Manifestations au Sénégal : « Aujourd’hui, ce sont des vraies balles »

Les forces de sécurité sénégalaises répriment toute manifestation contre l’annulation de la date des élections du 25 février. L’opposition ne lâche rien.

SAINT LOUIS | La colère se déchaîne sur le pont qui relie la Langue de Barbarie, densément peuplée, et l’Île de Saint-Louis, classée au patrimoine mondial de l’UNESCO. Mardi en début de soirée, des dizaines d’adolescents et de jeunes adultes ont affronté les forces de sécurité dans la ville de Saint-Louis, au nord du Sénégal, près de la frontière avec la Mauritanie. Ces derniers ont pris position sur les ponts à midi pour éviter que d’éventuelles protestations ne se propagent.

Les manifestants regardent la place Faidherbe, où se trouve le siège du gouverneur. Les gendarmes regardent le soleil du soir et demandent aux passants de repartir. Ils restent également calmes lorsqu’un pavé vole à un moment donné.

La scène est également observée par certains touristes. Ils s’attablent autour d’un apéritif dans les nombreux restaurants installés dans les vieilles maisons de l’époque coloniale, ou embarquent en calèche pour leur faire visiter le plus ancien comptoir français de la côte atlantique de l’Afrique. Cela ne pourrait pas être plus opposé.

Des marches silencieuses ont été annoncées mardi au Sénégal pour protester contre le report de l’élection présidentielle par le président Macky Sall. Dans la capitale Dakar, la marche a été interdite à la dernière minute. « Aar Sunu Élection » (Protégez notre Constitution), une nouvelle coalition de la société civile, annonce de nouvelles manifestations à l’échelle nationale pour samedi.

Ne vous contentez plus de parler, mais votez

Portrait de Ndeye Magatte Seck.

Les manifestants ne reconnaissent pas le report des élections initialement prévues le 25 février au 15 décembre. Sur X Le député Guy Marius Sagna publie une photodans lequel il brandit des tracts du candidat à la présidentielle Bassirou Diomaye Faye et écrit : « Nous sommes en campagne électorale ».

Le gouvernement du président Macky Sall ne s’attaque pas à ce problème. À peu près au même moment où elle l’a fait une image vidéo publié avec un message clair : un « dialogue national » a été ouvert et est soutenu par les anciens présidents Abdou Diouf et Abdoulaye Wade. Les deux ont en un déclaration commune toutes les forces politiques et sociales sont appelées à y participer. La protestation est également dirigée contre cela. Beaucoup ne veulent pas parler, mais plutôt voter, maintenant, pas en décembre. Le dernier « dialogue national » remonte à moins d’un an.

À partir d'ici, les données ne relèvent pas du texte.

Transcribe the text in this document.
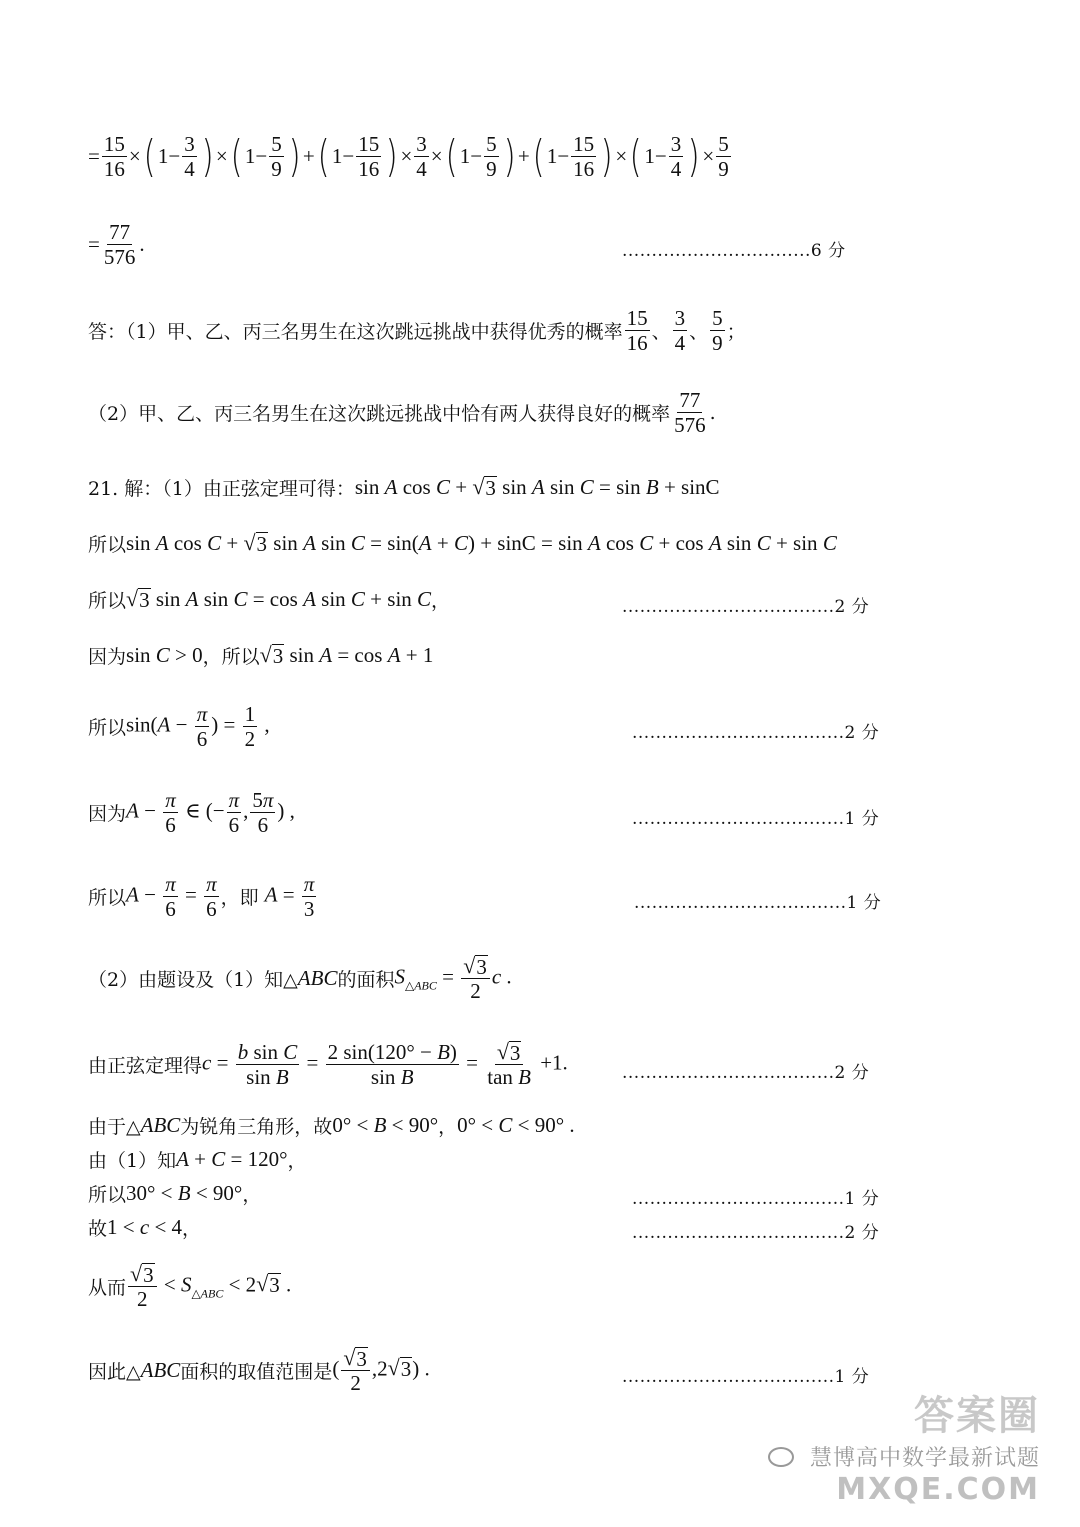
= $\frac{15}{16}$ × ( $1- \frac{3}{4}$ ) × ( $1- \frac{5}{9}$ ) + ( $1- \frac{15}{16}$ ) × $\frac{3}{4}$ × ( $1- \frac{5}{9}$ ) + ( $1- \frac{15}{16}$ ) × ( $1- \frac{3}{4}$ ) × $\frac{5}{9}$
= $\frac{77}{576}$ .	................................6 分
答：（1）甲、乙、丙三名男生在这次跳远挑战中获得优秀的概率 $\frac{15}{16}$ 、 $\frac{3}{4}$ 、 $\frac{5}{9}$ ；
（2）甲、乙、丙三名男生在这次跳远挑战中恰有两人获得良好的概率 $\frac{77}{576}$ .
21. 解：（1）由正弦定理可得： sin A cos C + √ 3 sin A sin C = sin B + sinC
所以 sin A cos C + √ 3 sin A sin C = sin(A + C) + sinC = sin A cos C + cos A sin C + sin C
所以 √ 3 sin A sin C = cos A sin C + sin C ，	....................................2 分
因为 sin C > 0 ， 所以 √ 3 sin A = cos A + 1
所以 $\sin(A - \frac{\pi}{6}$ ) = $\frac{1}{2}$ ,	....................................2 分
因为 $A - \frac{\pi}{6}$ ∈ (− $\frac{\pi}{6}$ , $\frac{5\pi}{6}$ ) ,	....................................1 分
所以 $A - \frac{\pi}{6} = \frac{\pi}{6}$ ， 即 $A = \frac{\pi}{3}$	....................................1 分
（2）由题设及（1）知△ ABC 的面积 $S_{\triangle ABC} = \frac{√ 3}{2}$ c .
由正弦定理得 $c = \frac{\text{b sin C}}{\text{sin B}} = \frac{2 \sin(120^\circ - B)}{\text{sin B}} = \frac{√ 3}{\text{tan B}} +1$.	....................................2 分
由于△ ABC 为锐角三角形，故 0° < B < 90° ， 0° < C < 90° .
由（1）知 A + C = 120° ，
所以 30° < B < 90° ，	....................................1 分
故 1 < c < 4 ，	....................................2 分
从而 $\frac{√ 3}{2} < S_{\triangle ABC} < 2$ √ 3 .
因此△ ABC 面积的取值范围是 ( $\frac{√ 3}{2} ,2$ √ 3 ) .	....................................1 分
答案圈
慧博高中数学最新试题
MXQE.COM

Ndeye Magatte Seck veut aussi voter. La jeune femme de 23 ans étudie le droit commercial privé et fait du bénévolat dans sa ville natale de Saint-Louis en tant que secrétaire générale de la Chambre de commerce internationale pour les jeunes entrepreneurs (JCI) et vice-présidente d’une initiative citoyenne locale. Elle regarde la mer depuis un toit-terrasse et n’a pas encore perdu espoir. Elle dit qu’elle en a assez de voir sa vie dictée par les vieux et que les jeunes n’aient pas de voix. « On dit si souvent : vous ne le savez pas. Nous avons de bonnes idées, parfois même de meilleures. » Elle ne veut plus rester à l’écart de la politique, même si ses parents le souhaitent.

Les étudiants de tout le pays sont choqués

Parce que trop de choses lui sont arrivées ces douze derniers jours, ce qui la choque et l’horrifie. « Au début, ils utilisaient des gaz lacrymogènes contre les manifestants, aujourd’hui ils utilisent de vraies balles. » Puis un nom revient : Alpha Yoro Tounkara. L’étudiant en géographie est l’une des trois personnes tuées lors de la répression des manifestations de vendredi dernier et un ami de Ndeye Magatte Seck. « Nous venons du même village et nous nous connaissons depuis longtemps. C’était un élève brillant, très discipliné et très calme.

La jeune femme a d’abord été surprise que lui, entre autres, manifeste. Mais cela montre à quel point de nombreux Sénégalais sont désormais mécontents, dit-elle.

La mort de Tounkara a choqué les étudiants de tout le pays. Selon les informations d’un enseignant, les étudiants de son université, Gaston Berger, ont bloqué les rues pendant le week-end. Suite à un appel du syndicat universitaire indépendant SAES, des grèves ont également eu lieu lundi et mardi à l’Université Assane Seck de Ziguinchor, dans la région de Casamance, au sud du Sénégal. Le lycéen Landing Camara y est décédé samedi.